Il successo è stato immediato?

“Non mi aspettavo tanta attenzione. Speravo che traducessero il libro in inglese, perché così poteva entrare in un mercato molto ampio. Infatti, ho chiesto subito al mio editore norvegese se aveva già i contatti giusti. Lui ha risposto di sì, ma non era vero. Poi, sono stata fortunata a incontrare un agente bravo, che ha creduto nel libro e in me. Alla Fiera di Francoforte i tedeschi si sono innamorati subito della storia, e dietro a loro molto altri Paesi hanno acquistato i diritti. È successo tutto all’improvviso”.

Tutto il libro è un piccolo gioiello di grafica…

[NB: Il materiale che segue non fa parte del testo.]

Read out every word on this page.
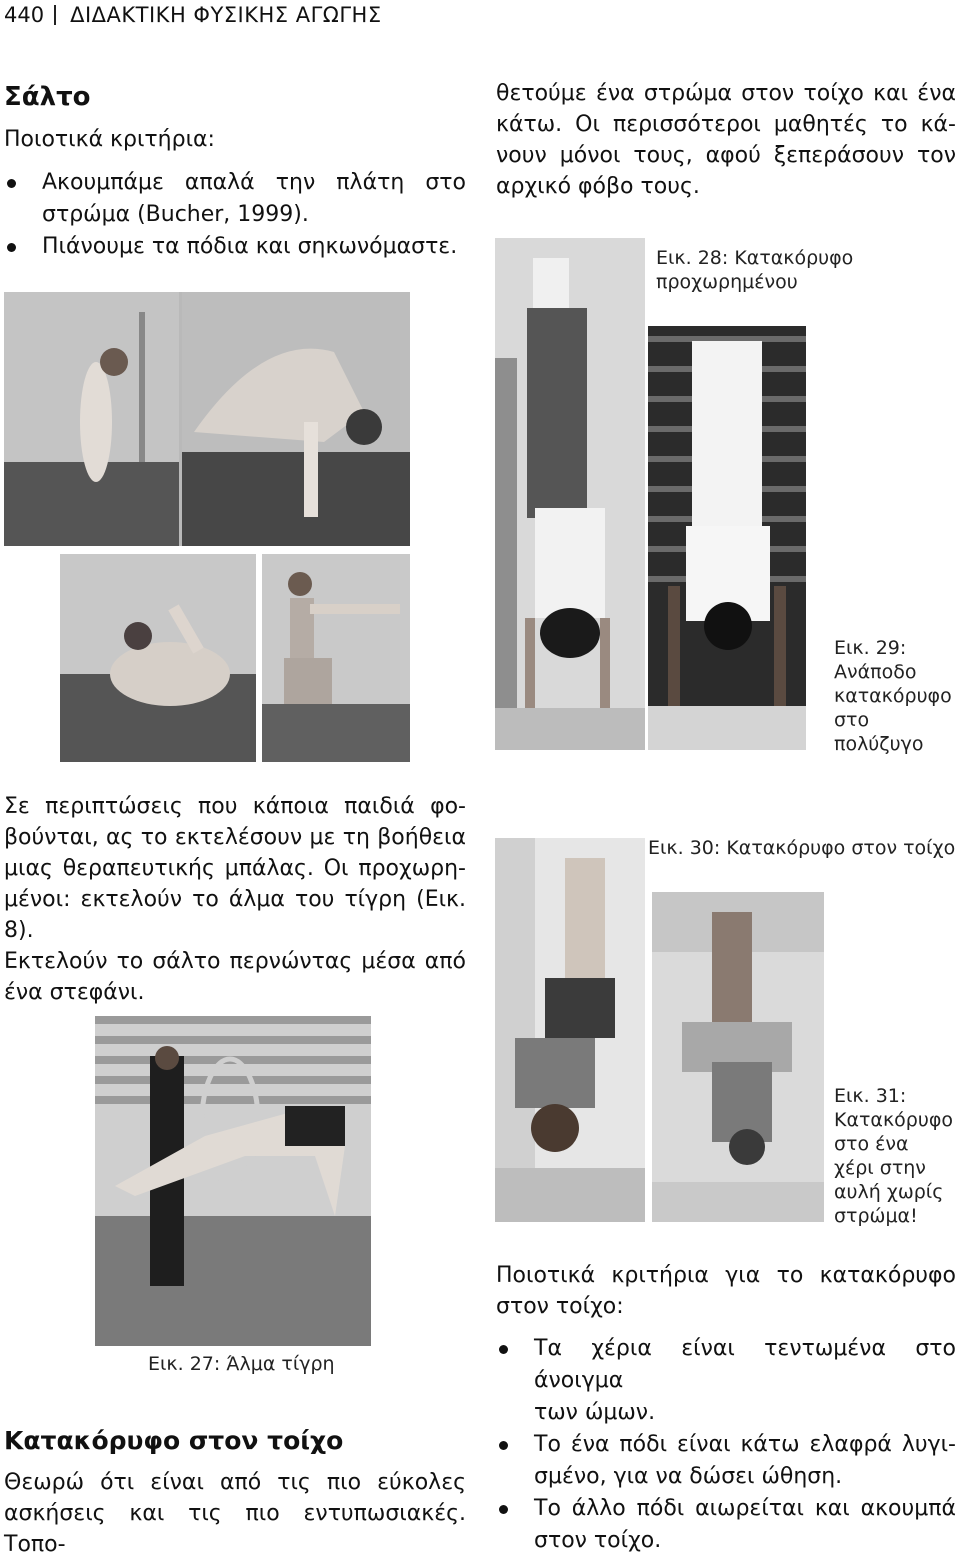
440 ΔΙΔΑΚΤΙΚΗ ΦΥΣΙΚΗΣ ΑΓΩΓΗΣ
Σάλτο
Ποιοτικά κριτήρια:
Ακουμπάμε απαλά την πλάτη στο
στρώμα (Bucher, 1999).
Πιάνουμε τα πόδια και σηκωνόμαστε.
Σε περιπτώσεις που κάποια παιδιά φο-
βούνται, ας το εκτελέσουν με τη βοήθεια
μιας θεραπευτικής μπάλας. Οι προχωρη-
μένοι: εκτελούν το άλμα του τίγρη (Εικ. 8).
Εκτελούν το σάλτο περνώντας μέσα από
ένα στεφάνι.
Εικ. 27: Άλμα τίγρη
Κατακόρυφο στον τοίχο
Θεωρώ ότι είναι από τις πιο εύκολες
ασκήσεις και τις πιο εντυπωσιακές. Τοπο-
θετούμε ένα στρώμα στον τοίχο και ένα
κάτω. Οι περισσότεροι μαθητές το κά-
νουν μόνοι τους, αφού ξεπεράσουν τον
αρχικό φόβο τους.
Εικ. 28: Κατακόρυφο
προχωρημένου
Εικ. 29:
Ανάποδο
κατακόρυφο
στο
πολύζυγο
Εικ. 30: Κατακόρυφο στον τοίχο
Εικ. 31:
Κατακόρυφο
στο ένα
χέρι στην
αυλή χωρίς
στρώμα!
Ποιοτικά κριτήρια για το κατακόρυφο
στον τοίχο:
Τα χέρια είναι τεντωμένα στο άνοιγμα
των ώμων.
Το ένα πόδι είναι κάτω ελαφρά λυγι-
σμένο, για να δώσει ώθηση.
Το άλλο πόδι αιωρείται και ακουμπά
στον τοίχο.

“L’edizione italiana di Iperborea è davvero speciale. Anche nella versione norvegese il testo è stampato con due inchiostri differenti. Per accompagnare il doppio binario della storia: quello della morte del marito e l’altro, la scoperta del bosco e del mondo dei funghi. Però lì non ci sono disegni, ma fotografie. Era giusto così, perché all’inizio pensavo più al lato pedagogico del libro, che a quello estetico”.

E poi?

“L’editore finlandese ha deciso di fare un’edizione più particolare, più curata. Togliendo le foto e sostituendole con dei bellissimi disegni. E così hanno fatto anche gli inglesi e Iperborea per l’edizione italiana, che trovo davvero speciale. Ogni libro, ogni edizione è diversa”.

Perché ha inserito le ricette nella “Via del bosco”?

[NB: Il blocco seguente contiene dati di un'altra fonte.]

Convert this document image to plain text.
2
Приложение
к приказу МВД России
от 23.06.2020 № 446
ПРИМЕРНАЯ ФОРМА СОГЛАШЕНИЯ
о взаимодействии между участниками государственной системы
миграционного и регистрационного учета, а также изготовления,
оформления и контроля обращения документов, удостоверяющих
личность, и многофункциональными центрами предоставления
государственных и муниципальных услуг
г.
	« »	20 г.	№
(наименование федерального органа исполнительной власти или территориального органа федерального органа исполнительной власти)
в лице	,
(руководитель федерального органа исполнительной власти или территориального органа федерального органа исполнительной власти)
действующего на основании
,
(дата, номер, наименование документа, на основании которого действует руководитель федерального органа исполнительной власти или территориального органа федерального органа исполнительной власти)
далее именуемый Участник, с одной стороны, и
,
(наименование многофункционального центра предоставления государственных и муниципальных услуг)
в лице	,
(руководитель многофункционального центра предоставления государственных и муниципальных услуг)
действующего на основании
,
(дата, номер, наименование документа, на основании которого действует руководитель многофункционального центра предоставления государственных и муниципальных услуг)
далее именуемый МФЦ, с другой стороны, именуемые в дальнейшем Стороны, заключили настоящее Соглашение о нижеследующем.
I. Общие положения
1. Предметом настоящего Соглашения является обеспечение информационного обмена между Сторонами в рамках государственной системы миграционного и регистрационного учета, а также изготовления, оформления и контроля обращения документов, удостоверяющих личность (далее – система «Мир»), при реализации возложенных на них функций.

“In Norvegia i funghi si cucinano, di solito, in maniera molto semplice. In padella con un po’ di burro, pepe e sale. Però, a seconda di come vengono preparati, possono avere sapori molto diversi. Per questo mi interessava far capire ai lettori che ci sono mille modi di prepararli, e quindi anche mille gradazioni di gusto. E poi, alcuni funghi hanno un gusto fruttato, possono andare benissimo per preparare pietanze dolci. Insomma, volevo rendere l’idea di quanto soffrissi quando è morto mio marito, di quanto ila mia percezione fosse azzerata in quel periodo. E di come, poi, i funghi mi hanno aiutato a rinascere, riattivando anche i miei sensi addormentati”.

Quando ha provato il desiderio di scrivere?

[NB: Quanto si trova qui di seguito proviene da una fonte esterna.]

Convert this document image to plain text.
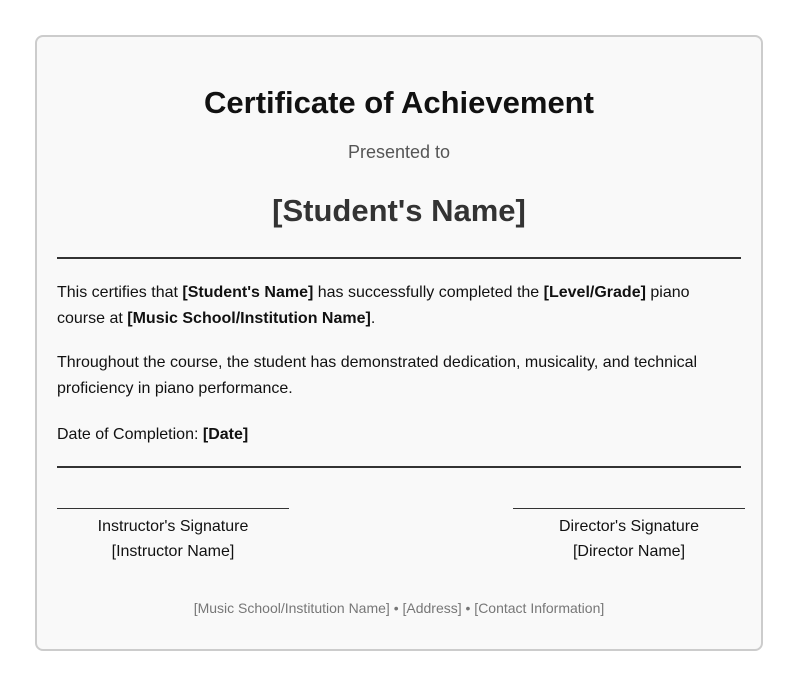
Certificate of Achievement
Presented to
[Student's Name]
This certifies that [Student's Name] has successfully completed the [Level/Grade] piano course at [Music School/Institution Name].
Throughout the course, the student has demonstrated dedication, musicality, and technical proficiency in piano performance.
Date of Completion: [Date]
Instructor's Signature
[Instructor Name]
Director's Signature
[Director Name]
[Music School/Institution Name] • [Address] • [Contact Information]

“Da bambina leggevo molto e ho sempre provato il desiderio di scrivere. E in effetti, il mio lavoro di antropologa è sempre stato legato alla scrittura. Anche se, per lunghi anni, mi sono occupata soprattutto di articoli scientifici, di lavori molto tecnici. Con ‘La via del bosco’ ho reso felice la bambina che ero. Perché, per la prima volta, mi sono dedicata a una storia molto personale. Intima. E l’ho scritta per farla leggere a persone che non conosco”.

Scrittura e antropologia: una liaison ben riuscita?

“Quando vivevo dentro una bolla di apatia, ho capito che quelle erano le due cose che sapevo fare meglio: scrivere e occuparmi degli studi antropologici. Ho trovato il modo di far convivere, dialogare, queste passioni. In una forma completamente nuova”.